Hiring has increased across Singapore fintech startups, thanks to more investment deals being closed in the first half of 2021.

Some 72 fintech investment deals were struck in the six months ending 30 June, up from 59 during the same period a year earlier, according to a new KPMG report.

As a result of the increased funding, local fintechs have ramped up their recruitment efforts, says Valerie Corera, a principal consultant of tech and transformation for financial services and banking at Robert Walters in Singapore.

“The growth in the sector has created numerous opportunities, attracting existing talent from across various banks, consulting firms, and even strong profiles from non-financial services-related companies,” she says.

This phenomenon is especially evident for roles in the areas of payment solutions, brokerage, and electronic trading, where new players have entered the market, says Corera. Emerging tech roles, including data scientists, data engineers, software engineers, cybersecurity analysts, and developers also remain in demand, she adds.

Money transfer platform Wise, which went public on the London Stock Exchange in July, is one such firm. The fintech company announced plans earlier this year to increase its Singapore headcount by over 70 before the end of 2021.

“We have seen significant growth for Wise over the last 12 months, and in particular Asia Pacific, our fastest growing region,” says Bianca Burke, head of people operations for APAC.

The Singapore office, which serves as Wise’s regional hub, is in the midst of recruiting for engineering, product, compliance, customer support and operations functions, as the firm aims to build and roll out products at speed in the months ahead.

But with more competition, the “demand for experienced workers to fill these roles is greater”, says Corera.
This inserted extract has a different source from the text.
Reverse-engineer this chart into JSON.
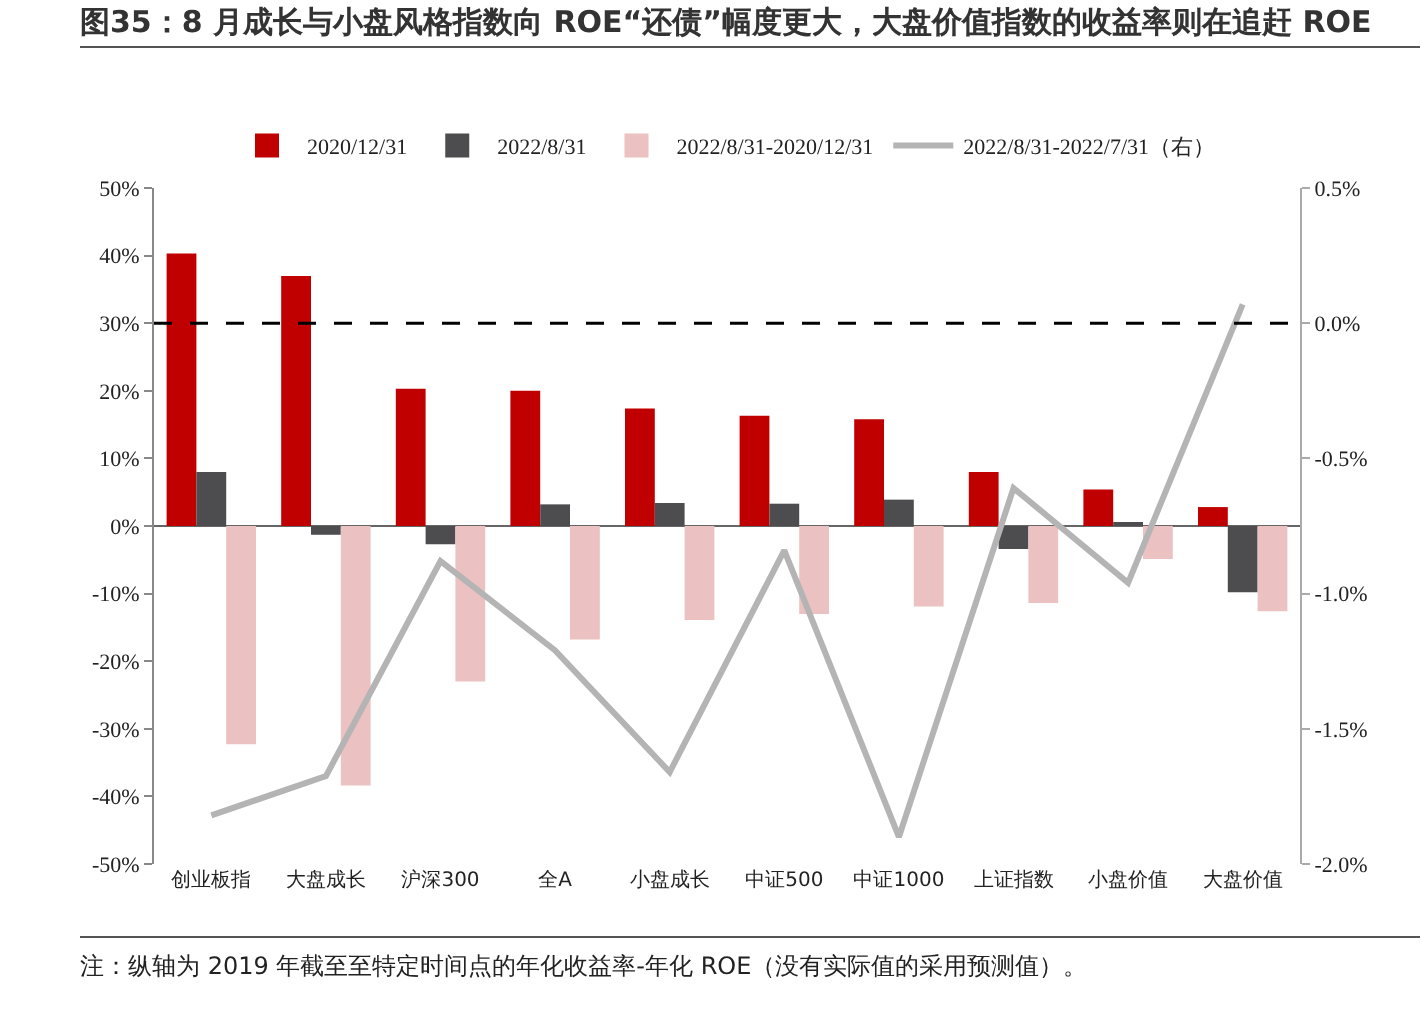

Due to a limited pool of local candidates and restrictions on foreign talent, filling niche appointments can take a long time – up to several months in some cases. 

As such, some employers have started to hire candidates from outside of financial services, says Corera. Fintechs are increasingly on the lookout for candidates who possess e-commerce and entrepreneurship experience, because of their “potential to transition from other disciplines,” she adds.

“Whether someone has come from a bank, a major tech company, or a small startup is irrelevant to us,” adds Burke from Wise. “We look for the best person, regardless of background and we don’t focus on any one industry to recruit from,” she adds.

But according to a senior exec from a large local fintech, the real reason why fintechs are casting their nets wide is because of budget constraints. When it comes to acquiring top talent, especially for more specialised functions like tech, less established players are still at the mercy of well-entrenched salary benchmarks, says the insider.

“If you are hiring from a bank or a big tech firm, it is a known fact that it will come at a premium. Many companies that are not in that same class will simply be priced out of the market,” he says.

Pay struggles aside, fintechs still have much to celebrate. “We are in a much better position now because we have more spare cash to hire more aggressively in anticipation of what is to come,” the source at the fintech firm adds.